# TokenReader

The `Xmf\Jwt\TokenReader` class provides convenience methods to simplify reading JSON Web Tokens.

## TokenReader::fromString(*$key*, *$token*, *$assertClaims*)

Validate and decode a JSON Web Token string

The *$key* is the key that was used to to sign the token. It may be specified as a [KeyAbstract](https://xoops.gitbook.io/xmf-cookbook/reference/key/keyabstract) object, or a key name string that will be used to build a key object using the [KeyFactory](https://xoops.gitbook.io/xmf-cookbook/reference/jwt/keyfactory) using a default [FileStorage](https://xoops.gitbook.io/xmf-cookbook/reference/key/filestorage) instance for storage.

The *$token* is the [JSON Web Token](https://xoops.gitbook.io/xmf-cookbook/reference/jwt/jsonwebtoken) string to decode and validate.

The *$assertClaims* array specifies application specific public or claims that are verified while decoding.

Returns the token payload as stdClass, or false if token was invalid.

## TokenReader::fromCookie(*$key*, *$cookieName*, *$assertClaims*)

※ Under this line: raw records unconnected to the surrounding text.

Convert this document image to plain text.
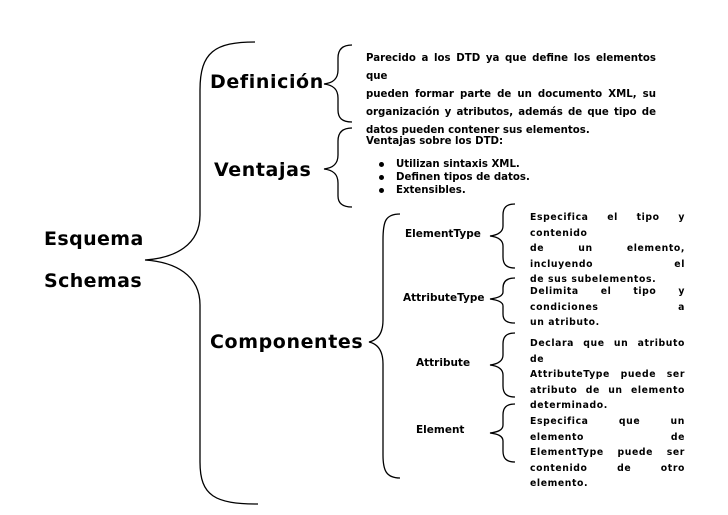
Esquema
Schemas
Definición
Parecido a los DTD ya que define los elementos que
pueden formar parte de un documento XML, su
organización y atributos, además de que tipo de
datos pueden contener sus elementos.
Ventajas
Ventajas sobre los DTD:
Utilizan sintaxis XML.
Definen tipos de datos.
Extensibles.
Componentes
ElementType
Especifica el tipo y contenido
de un elemento, incluyendo el
de sus subelementos.
AttributeType
Delimita el tipo y condiciones a
un atributo.
Attribute
Declara que un atributo de
AttributeType puede ser
atributo de un elemento
determinado.
Element
Especifica que un elemento de
ElementType puede ser
contenido de otro elemento.
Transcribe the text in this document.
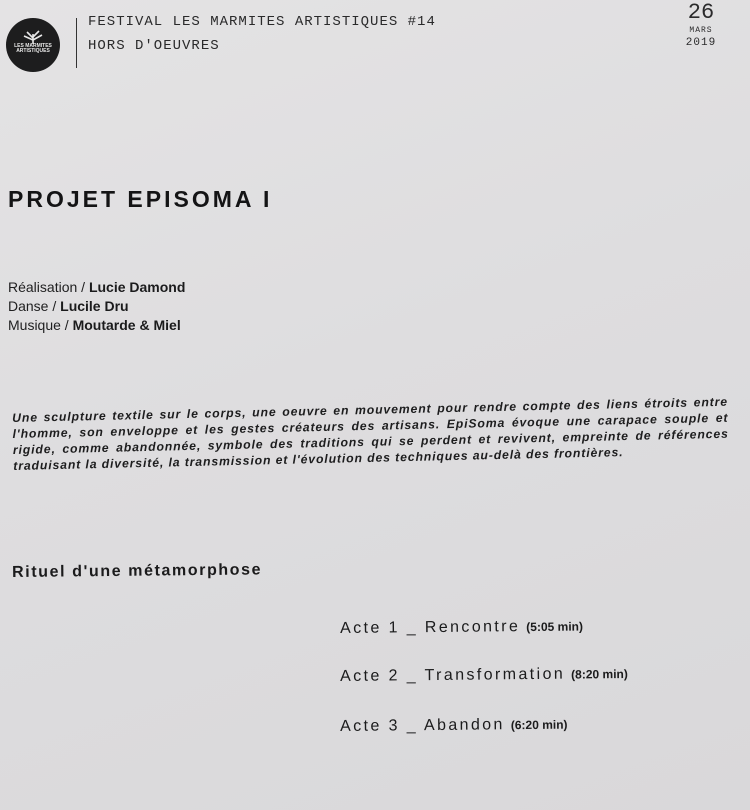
LES MARMITES ARTISTIQUES
FESTIVAL LES MARMITES ARTISTIQUES #14
HORS D'OEUVRES
26
MARS
2019
PROJET EPISOMA I
Réalisation / Lucie Damond
Danse / Lucile Dru
Musique / Moutarde & Miel
Une sculpture textile sur le corps, une oeuvre en mouvement pour rendre compte des liens étroits entre l'homme, son enveloppe et les gestes créateurs des artisans. EpiSoma évoque une carapace souple et rigide, comme abandonnée, symbole des traditions qui se perdent et revivent, empreinte de références traduisant la diversité, la transmission et l'évolution des techniques au-delà des frontières.
Rituel d'une métamorphose
Acte 1 _ Rencontre (5:05 min)
Acte 2 _ Transformation (8:20 min)
Acte 3 _ Abandon (6:20 min)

Extracts a token string from the cookie named by *$cookieName*, and uses `TokenReader::fromString()` to process using the specified *$key* and *$assertClaims*.

Returns the token payload as stdClass, or false if token was invalid.

## TokenReader::fromRequest(*$key*, *$attributeName*,  *$assertClaims*)

Extracts a token string from the cookie named by *$attributeName*, and uses `TokenReader::fromString()` to process using the specified *$key* and *$assertClaims*.

Returns the token payload as stdClass, or false if token was invalid.

## TokenReader::fromHeader(*$key*, *$assertClaims*, *$headerName*)

Extracts a token string from the cookie named by *$headerName*, and uses `TokenReader::fromString()` to process using the specified *$key* and *$assertClaims*.

The header is expected to be an bearer token in the authorization header. The default for *$headerName* should not normally need to be changed.

Returns the token payload as stdClass, or false if token was invalid.